Sizhou, Si Prefecture, or Si Subprefecture was a zhou of imperial China variously placed in what is now Xuyi County, Jiangsu, or nearby Si County, Anhui, both in China. Named for the Si River, it existed intermittently from 580 to 1912, during which time the relative position of a zhou within Chinese administrations varied. The same name Sizhou was used for the town used as the seat of the prefectural or subprefectural government, which also varied, and is preserved in modern Anhui's Si County and Sicheng.

==Geography==
===Tang===
The administrative region of Si Prefecture in the Tang dynasty is in the border area of modern northwestern Jiangsu and northern Anhui.

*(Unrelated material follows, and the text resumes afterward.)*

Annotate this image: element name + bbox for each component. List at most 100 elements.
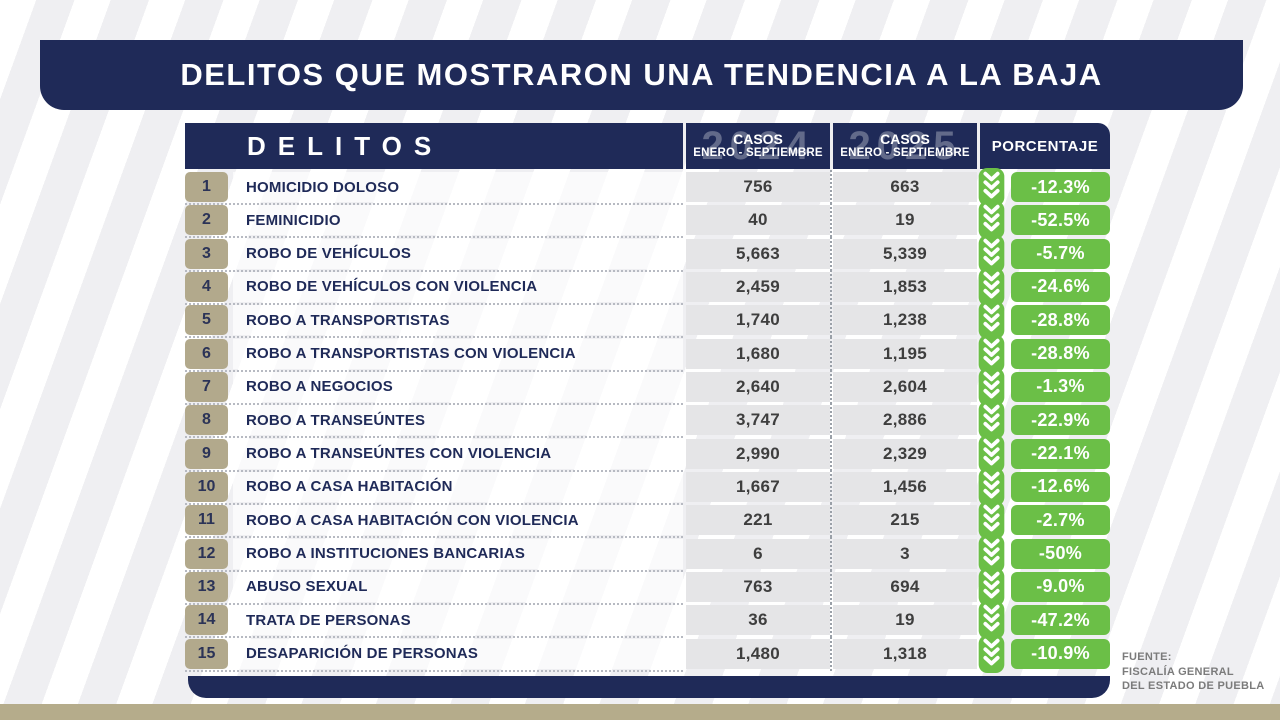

It probably includes parts of modern:
- Under the administration of Suqian, Jiangsu:
  - Suqian
  - Shuyang County
  - Siyang County
  - Sihong County
- Under the administration of Xuzhou, Jiangsu:
  - Pizhou
  - Suining County
- Under the administration of Huai'an, Jiangsu:
  - Lianshui County
  - Xuyi County
- Under the administration of Lianyungang, Jiangsu:
  - Guannan County
- Under the administration of Suzhou, Anhui:
  - Si County

===Qing===
Under the Qing, Si Subprefecture formed a division of Jiangnan Province. The subprefectural seat at Sizhou was entirely submerged within Hongze Lake in 1680, along with the nearby Ming Zuling tombs. The seat of government was subsequently moved first to Xuyi in what is now Jiangsu's Huai'an Prefecture and Si County in Anhui.